Thursday, 17 March 2011

Culture and cardiac care quality

"High-performing hospitals were characterized by an organizational culture that supported efforts to improve AMI care across the hospital. Evidence-based protocols and processes, although important, may not be sufficient for achieving high hospital performance in care for patients with AMI."

concluded researchers in the US who looked at hospitals ranked in the top or bottom 5% in mortality rates for acute MI. (1)

What differentiated the best performing hospitals from the weakest was not their use of guidelines or dedicated teams but organisational values, communication, coordination and problem solving capabilities.

From a performance improvement perspective quantitative outcomes of mortality rates and compliance with scientific evidence are only the starting point for designing an educational intervention. The real challenge is correctly analysing and addressing the more woolly qualitative issues that can be the more resistant barriers to performance improvement.

The medical education world is evidence-based obsessed and rightly so.

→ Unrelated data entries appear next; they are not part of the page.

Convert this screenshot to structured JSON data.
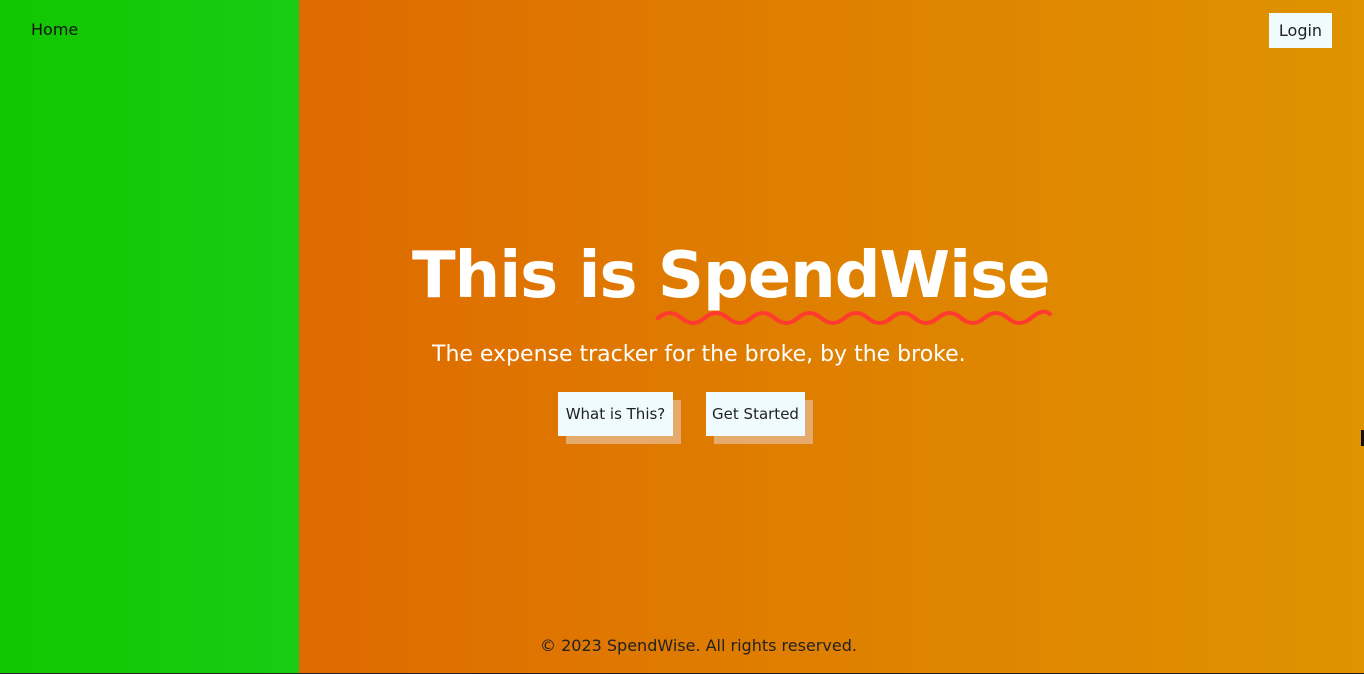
{
  "nav": {
    "home_label": "Home",
    "login_label": "Login"
  },
  "hero": {
    "title_prefix": "This is ",
    "title_brand": "SpendWise",
    "subtitle": "The expense tracker for the broke, by the broke.",
    "buttons": [
      {
        "label": "What is This?"
      },
      {
        "label": "Get Started"
      }
    ]
  },
  "footer": {
    "text": "© 2023 SpendWise. All rights reserved."
  },
  "colors": {
    "sidebar_green": "#14c800",
    "main_orange_start": "#df6a00",
    "main_orange_end": "#df9300",
    "button_bg": "#f0fbff",
    "button_shadow": "#e5aa6c",
    "squiggle_red": "#ff3b2f"
  }
}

However, it also needs to recognise that the higher educational outcomes of analysis, synthesis and creativity need to be addressed as well as the broadcasting of knowledge.

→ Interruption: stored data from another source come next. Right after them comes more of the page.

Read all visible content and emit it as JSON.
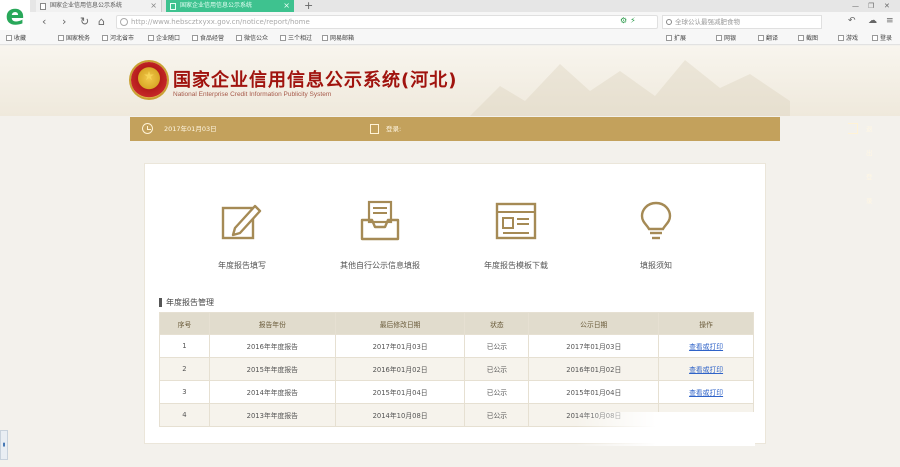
{
  "browser": {
    "tabs": [
      {
        "label": "国家企业信用信息公示系统"
      },
      {
        "label": "国家企业信用信息公示系统"
      }
    ],
    "new_tab": "+",
    "url": "http://www.hebscztxyxx.gov.cn/notice/report/home",
    "search_placeholder": "全球公认最强减肥食物",
    "bookmarks": [
      "收藏",
      "国家税务",
      "河北省市",
      "企业随口",
      "食品经营",
      "微信公众",
      "三个相过",
      "网易邮箱"
    ],
    "right_tools": [
      "扩展",
      "网银",
      "翻译",
      "截图",
      "游戏",
      "登录"
    ]
  },
  "header": {
    "title": "国家企业信用信息公示系统(河北)",
    "subtitle": "National Enterprise Credit Information Publicity System"
  },
  "info_bar": {
    "date": "2017年01月03日",
    "company": "登录:    ",
    "logout": "退出登录"
  },
  "functions": [
    {
      "label": "年度报告填写",
      "icon": "pencil-edit-icon"
    },
    {
      "label": "其他自行公示信息填报",
      "icon": "inbox-tray-icon"
    },
    {
      "label": "年度报告模板下载",
      "icon": "report-template-icon"
    },
    {
      "label": "填报须知",
      "icon": "lightbulb-icon"
    }
  ],
  "section_title": "年度报告管理",
  "table": {
    "headers": [
      "序号",
      "报告年份",
      "最后修改日期",
      "状态",
      "公示日期",
      "操作"
    ],
    "rows": [
      {
        "no": "1",
        "year": "2016年年度报告",
        "modified": "2017年01月03日",
        "status": "已公示",
        "published": "2017年01月03日",
        "action": "查看或打印"
      },
      {
        "no": "2",
        "year": "2015年年度报告",
        "modified": "2016年01月02日",
        "status": "已公示",
        "published": "2016年01月02日",
        "action": "查看或打印"
      },
      {
        "no": "3",
        "year": "2014年年度报告",
        "modified": "2015年01月04日",
        "status": "已公示",
        "published": "2015年01月04日",
        "action": "查看或打印"
      },
      {
        "no": "4",
        "year": "2013年年度报告",
        "modified": "2014年10月08日",
        "status": "已公示",
        "published": "2014年10月08日",
        "action": ""
      }
    ]
  },
  "colors": {
    "gold": "#c3a15c",
    "title_red": "#a0130e",
    "link": "#2f63c8",
    "table_header": "#e1dccd"
  }
}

An old (medic) joke about medical schools' teaching ward rounds is that they often resemble shifting dullness.(2) If the round only involves talk of knowledge and existing evidence and does not explore the organisational and cultural perspectives of patient care then it certainly will be dull (and less effective).

So, this report in the Annals of Internal Medicine makes for interesting reading and opens the field for similar league table research in other therapeutic areas.

1. Curry LA, Spatz E, Cherlin E, et al. What Distinguishes Top-Performing Hospitals in Acute Myocardial Infarction Mortality Rates? Annals of Internal Medicine. 2011;154(6):384 -390. Available at: http://www.annals.org/content/154/6/384.abstract [Accessed March 17, 2011].


2. "Shifting dullness" being a clinical sign of ascites not the implied meaning of "mobile stupidity".